Function qsym2::angmom::spinor_rotation_3d::dmat_angleaxis

pub fn dmat_angleaxis(
    angle: f64,
    axis: Vector3<f64>,
    increasingm: bool,
) -> Array2<Complex<f64>>

Returns the Wigner rotation matrix for $j = 1/2$ whose elements are defined by

\hat{R}(\phi\hat{\mathbf{n}}) \ket{\tfrac{1}{2}m}
= \sum_{m'} \ket{\tfrac{1}{2}m'} D^{(1/2)}_{m'm}(\phi\hat{\mathbf{n}}).

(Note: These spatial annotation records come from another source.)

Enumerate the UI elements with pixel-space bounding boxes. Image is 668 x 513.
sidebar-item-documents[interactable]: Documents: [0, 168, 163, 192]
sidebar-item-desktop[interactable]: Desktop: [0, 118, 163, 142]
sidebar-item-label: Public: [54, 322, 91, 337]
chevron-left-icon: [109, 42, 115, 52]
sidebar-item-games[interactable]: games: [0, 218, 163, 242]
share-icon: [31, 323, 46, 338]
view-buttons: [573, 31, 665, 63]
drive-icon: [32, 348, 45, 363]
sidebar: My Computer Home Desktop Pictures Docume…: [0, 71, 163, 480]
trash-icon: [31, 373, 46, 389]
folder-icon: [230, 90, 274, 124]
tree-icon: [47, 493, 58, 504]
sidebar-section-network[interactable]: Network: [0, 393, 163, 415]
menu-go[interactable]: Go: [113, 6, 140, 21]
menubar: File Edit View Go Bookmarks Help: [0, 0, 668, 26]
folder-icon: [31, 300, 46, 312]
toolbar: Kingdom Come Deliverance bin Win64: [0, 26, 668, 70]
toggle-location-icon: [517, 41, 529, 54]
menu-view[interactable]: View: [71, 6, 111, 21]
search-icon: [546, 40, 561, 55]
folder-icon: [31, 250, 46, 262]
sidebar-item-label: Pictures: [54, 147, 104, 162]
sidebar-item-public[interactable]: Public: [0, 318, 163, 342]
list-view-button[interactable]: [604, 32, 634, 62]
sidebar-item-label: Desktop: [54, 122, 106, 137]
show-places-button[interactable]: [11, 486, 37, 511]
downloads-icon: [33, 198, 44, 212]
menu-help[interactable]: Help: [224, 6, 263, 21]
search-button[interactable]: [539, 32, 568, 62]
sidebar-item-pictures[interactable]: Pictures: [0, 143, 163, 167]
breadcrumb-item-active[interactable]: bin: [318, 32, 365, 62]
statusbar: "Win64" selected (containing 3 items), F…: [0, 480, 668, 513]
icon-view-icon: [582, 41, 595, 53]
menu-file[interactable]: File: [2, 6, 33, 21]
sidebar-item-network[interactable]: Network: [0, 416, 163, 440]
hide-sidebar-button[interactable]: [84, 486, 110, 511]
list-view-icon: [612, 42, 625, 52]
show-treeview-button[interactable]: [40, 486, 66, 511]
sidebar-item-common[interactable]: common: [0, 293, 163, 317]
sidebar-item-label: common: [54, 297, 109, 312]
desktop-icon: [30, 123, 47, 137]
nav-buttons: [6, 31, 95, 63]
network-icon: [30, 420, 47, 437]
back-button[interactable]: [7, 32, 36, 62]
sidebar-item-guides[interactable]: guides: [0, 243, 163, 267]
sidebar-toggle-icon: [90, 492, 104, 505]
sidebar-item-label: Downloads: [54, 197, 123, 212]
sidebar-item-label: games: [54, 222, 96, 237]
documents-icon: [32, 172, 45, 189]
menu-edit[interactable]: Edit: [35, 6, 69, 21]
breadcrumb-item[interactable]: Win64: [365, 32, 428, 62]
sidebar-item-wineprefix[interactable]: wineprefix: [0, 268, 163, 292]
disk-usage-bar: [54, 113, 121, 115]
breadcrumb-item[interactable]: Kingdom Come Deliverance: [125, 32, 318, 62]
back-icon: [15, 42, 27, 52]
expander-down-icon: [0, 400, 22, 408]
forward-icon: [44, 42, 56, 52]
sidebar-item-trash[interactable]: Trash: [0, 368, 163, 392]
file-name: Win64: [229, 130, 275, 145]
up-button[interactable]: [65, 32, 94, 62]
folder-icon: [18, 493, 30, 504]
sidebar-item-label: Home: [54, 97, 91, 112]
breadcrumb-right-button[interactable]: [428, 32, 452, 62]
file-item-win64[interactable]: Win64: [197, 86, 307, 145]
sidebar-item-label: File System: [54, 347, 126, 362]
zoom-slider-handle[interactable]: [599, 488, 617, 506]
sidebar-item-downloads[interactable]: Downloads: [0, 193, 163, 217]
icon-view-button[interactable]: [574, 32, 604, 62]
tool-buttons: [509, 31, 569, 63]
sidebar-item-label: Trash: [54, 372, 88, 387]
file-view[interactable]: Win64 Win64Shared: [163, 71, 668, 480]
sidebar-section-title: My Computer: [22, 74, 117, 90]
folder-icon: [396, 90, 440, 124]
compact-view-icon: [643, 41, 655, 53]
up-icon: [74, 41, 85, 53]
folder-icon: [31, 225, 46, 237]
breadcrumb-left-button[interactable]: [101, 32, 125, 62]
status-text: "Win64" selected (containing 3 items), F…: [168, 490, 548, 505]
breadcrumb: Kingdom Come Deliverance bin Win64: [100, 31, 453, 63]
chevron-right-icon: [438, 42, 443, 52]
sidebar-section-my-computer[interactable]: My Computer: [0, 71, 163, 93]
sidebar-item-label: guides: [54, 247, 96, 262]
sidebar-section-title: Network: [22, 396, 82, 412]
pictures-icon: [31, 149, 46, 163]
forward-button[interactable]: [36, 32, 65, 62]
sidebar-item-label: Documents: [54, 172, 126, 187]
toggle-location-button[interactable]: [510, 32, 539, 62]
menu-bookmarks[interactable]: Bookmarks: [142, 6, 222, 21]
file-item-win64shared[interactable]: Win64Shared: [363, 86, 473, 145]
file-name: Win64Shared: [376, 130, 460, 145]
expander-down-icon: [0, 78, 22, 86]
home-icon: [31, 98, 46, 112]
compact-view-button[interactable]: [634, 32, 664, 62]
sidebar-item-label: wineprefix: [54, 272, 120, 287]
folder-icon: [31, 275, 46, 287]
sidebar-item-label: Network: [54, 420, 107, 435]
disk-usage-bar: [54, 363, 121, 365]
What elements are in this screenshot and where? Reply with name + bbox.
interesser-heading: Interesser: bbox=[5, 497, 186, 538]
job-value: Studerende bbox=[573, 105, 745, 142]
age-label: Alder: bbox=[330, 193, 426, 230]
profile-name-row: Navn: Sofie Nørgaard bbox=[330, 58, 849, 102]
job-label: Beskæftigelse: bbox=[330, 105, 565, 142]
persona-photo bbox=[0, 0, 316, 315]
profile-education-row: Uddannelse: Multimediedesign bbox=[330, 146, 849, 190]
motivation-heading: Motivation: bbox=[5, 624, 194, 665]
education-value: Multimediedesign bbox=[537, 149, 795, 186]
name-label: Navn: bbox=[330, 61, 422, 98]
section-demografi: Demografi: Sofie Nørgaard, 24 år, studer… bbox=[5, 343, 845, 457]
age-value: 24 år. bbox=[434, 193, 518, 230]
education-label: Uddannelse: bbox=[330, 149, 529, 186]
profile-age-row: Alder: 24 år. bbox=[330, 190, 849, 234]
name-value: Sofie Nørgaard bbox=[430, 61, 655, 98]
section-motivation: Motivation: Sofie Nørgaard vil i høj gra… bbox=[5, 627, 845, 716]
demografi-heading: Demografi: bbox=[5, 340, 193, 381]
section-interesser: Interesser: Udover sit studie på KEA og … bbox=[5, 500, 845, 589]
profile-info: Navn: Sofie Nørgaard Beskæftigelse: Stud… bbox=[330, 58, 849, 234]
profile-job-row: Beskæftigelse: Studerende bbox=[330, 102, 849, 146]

The parametrisation of $\mathbf{D}^{(1/2)}$ by $\phi$ and $\hat{\mathbf{n}}$ is given in (4-9.12) of Altmann, S. L. Rotations, Quaternions, and Double Groups. (Dover Publications, Inc., 2005).

Arguments

• angle - The angle $\phi$ of the rotation in radians. A positive rotation is an anticlockwise rotation when looking down axis.
• axis - A space-fixed vector defining the axis of rotation. The supplied vector will be normalised.
• increasingm - If true, the rows and columns of $\mathbf{D}^{(1/2)}$ are arranged in increasing order of $m_l = -l, \ldots, l$. If false, the order is reversed: $m_l = l, \ldots, -l$. The recommended default is false, in accordance with convention.

Returns

The matrix $\mathbf{D}^{(1/2)}(\phi\hat{\mathbf{n}})$.